Unfortunately, Dare and Jonah’s dialogue about their shared history of abuse is consistently below the standard the author sets for herself in the rest of the novel. K. Z.’s writing style suddenly changes, becoming wooden and artificial. “Slowly, Jonah nodded. That’s the most insidious part – isn’t it? – how they burrow their way into us, make us dependent on their attention, make us think they’ve bonded with us in some unique way.” That sounds like expository dialogue more suited to a Very Special Episode than to her usual level of writing in Xylophone.
When the subject is not abuse, the characters speak in graceful and surprising prose:
“You look like a Christmas tree.”
“I beg your pardon?”
“Bright red cheeks, bright green eyes, glowing smile. A really… handsome Christmas tree.”
Such wonderful imagery and her signature use of an unexpected simile!

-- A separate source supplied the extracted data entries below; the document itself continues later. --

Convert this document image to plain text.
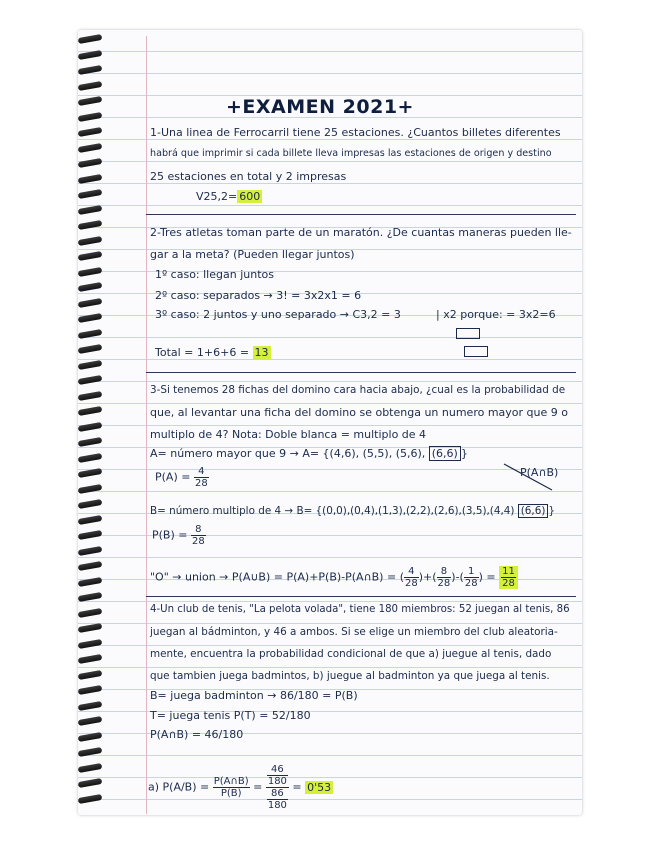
+EXAMEN 2021+
1-Una linea de Ferrocarril tiene 25 estaciones. ¿Cuantos billetes diferentes
habrá que imprimir si cada billete lleva impresas las estaciones de origen y destino
25 estaciones en total y 2 impresas
V25,2= 600
2-Tres atletas toman parte de un maratón. ¿De cuantas maneras pueden lle-
gar a la meta? (Pueden llegar juntos)
1º caso: llegan juntos
2º caso: separados → 3! = 3x2x1 = 6
3º caso: 2 juntos y uno separado → C3,2 = 3	| x2 porque: = 3x2=6
Total = 1+6+6 = 13
3-Si tenemos 28 fichas del domino cara hacia abajo, ¿cual es la probabilidad de
que, al levantar una ficha del domino se obtenga un numero mayor que 9 o
multiplo de 4? Nota: Doble blanca = multiplo de 4
A= número mayor que 9 → A= {(4,6), (5,5), (5,6), (6,6) }
P(A∩B)
$P(A) = \frac{4}{28}$
B= número multiplo de 4 → B= {(0,0),(0,4),(1,3),(2,2),(2,6),(3,5),(4,4) (6,6) }
$P(B) = \frac{8}{28}$
"O" → union → P(A∪B) = P(A)+P(B)-P(A∩B) = ( $\frac{4}{28}$ )+( $\frac{8}{28}$ )-( $\frac{1}{28}$ ) = $\frac{11}{28}$
4-Un club de tenis, "La pelota volada", tiene 180 miembros: 52 juegan al tenis, 86
juegan al bádminton, y 46 a ambos. Si se elige un miembro del club aleatoria-
mente, encuentra la probabilidad condicional de que a) juegue al tenis, dado
que tambien juega badmintos, b) juegue al badminton ya que juega al tenis.
B= juega badminton → 86/180 = P(B)
T= juega tenis P(T) = 52/180
P(A∩B) = 46/180
a) $P(A/B) = \frac{P(A\cap B)}{P(B)} = \frac{\frac{46}{180}}{\frac{86}{180}} = 0'53$
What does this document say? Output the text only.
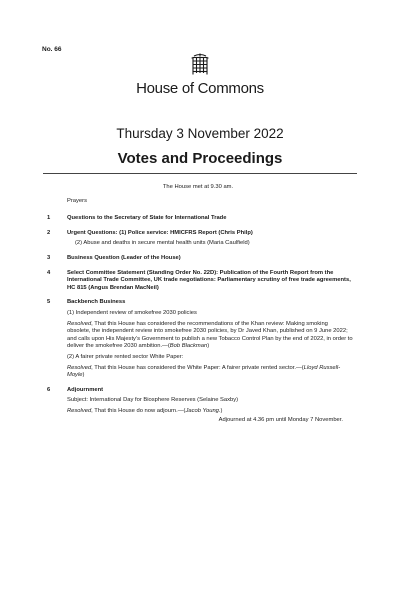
No. 66
House of Commons
Thursday 3 November 2022
Votes and Proceedings
The House met at 9.30 am.
Prayers
1	Questions to the Secretary of State for International Trade
2	Urgent Questions: (1) Police service: HMICFRS Report (Chris Philp)
(2) Abuse and deaths in secure mental health units (Maria Caulfield)
3	Business Question (Leader of the House)
4	Select Committee Statement (Standing Order No. 22D): Publication of the Fourth Report from the International Trade Committee, UK trade negotiations: Parliamentary scrutiny of free trade agreements, HC 815 (Angus Brendan MacNeil)
5	Backbench Business
(1) Independent review of smokefree 2030 policies
Resolved, That this House has considered the recommendations of the Khan review: Making smoking obsolete, the independent review into smokefree 2030 policies, by Dr Javed Khan, published on 9 June 2022; and calls upon His Majesty’s Government to publish a new Tobacco Control Plan by the end of 2022, in order to deliver the smokefree 2030 ambition.—(Bob Blackman)
(2) A fairer private rented sector White Paper:
Resolved, That this House has considered the White Paper: A fairer private rented sector.—(Lloyd Russell-Moyle)
6	Adjournment
Subject: International Day for Biosphere Reserves (Selaine Saxby)
Resolved, That this House do now adjourn.—(Jacob Young.)
Adjourned at 4.36 pm until Monday 7 November.
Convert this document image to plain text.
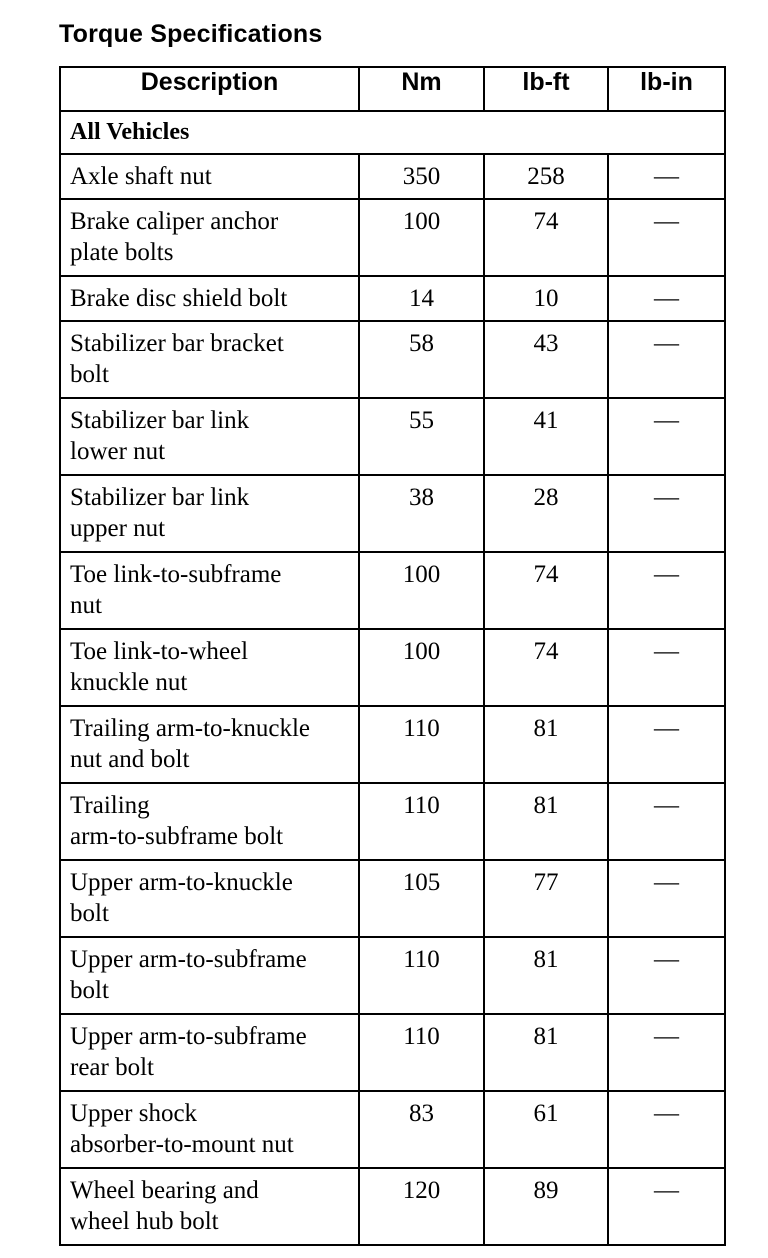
Torque Specifications
Description	Nm	lb-ft	lb-in
All Vehicles			

Axle shaft nut	350	258	—

Brake caliper anchor
plate bolts	100	74	—

Brake disc shield bolt	14	10	—

Stabilizer bar bracket
bolt	58	43	—

Stabilizer bar link
lower nut	55	41	—

Stabilizer bar link
upper nut	38	28	—

Toe link-to-subframe
nut	100	74	—

Toe link-to-wheel
knuckle nut	100	74	—

Trailing arm-to-knuckle
nut and bolt	110	81	—

Trailing
arm-to-subframe bolt	110	81	—

Upper arm-to-knuckle
bolt	105	77	—

Upper arm-to-subframe
bolt	110	81	—

Upper arm-to-subframe
rear bolt	110	81	—

Upper shock
absorber-to-mount nut	83	61	—

Wheel bearing and
wheel hub bolt	120	89	—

But when the subject is their traumatic histories, the unexpected use of language drains away, the metaphors and similes disappear, and these remarkable main characters start spouting dime-store self-analysis: “Being feminine meant setting yourself up to be ridiculed or victimized. Being masculine meant wanting to ridicule or victimize. But my stage persona, which came so naturally, somehow got me past all that. He brought me home to myself while keeping me out of danger.”
When the subject is abuse, even Dare’s internal monologue becomes something more appropriate to the texts I assign my graduate students: “Like any trauma, molestation experiences had certain core characteristics in common. And like any trauma, each experience was unique. The details of cause and effect were profoundly personal – and beyond the soothing touch of empathy or intimacy.”
Dare’s interior monologues are usually much more beautifully written: “That damp fog of self-blame and shame and secrecy had swallowed all his dreams. Dare suddenly remembered that his sixth grade teacher, Ms. Gunturu, had called a person’s collective aspirations a ‘hopescape’.”
Hopescape is an image that stays in the reader’s mind while certain core characteristics will soon be forgotten. Sometimes the author allows her narrative to flow and sometimes it becomes preachy exposition.
In the end, however, the extraordinary quality of her writing far, far outweighs its flaws. What she is attempting, and so often succeeds at achieving, is at such a high level that even mistakes cannot make this book anything less than a 5-star read. Xylophone is an amazing work of compassion and terror, delicacy and brutality, wonder and pain. If you think you can handle its subject matter, it’s more than worth the effort.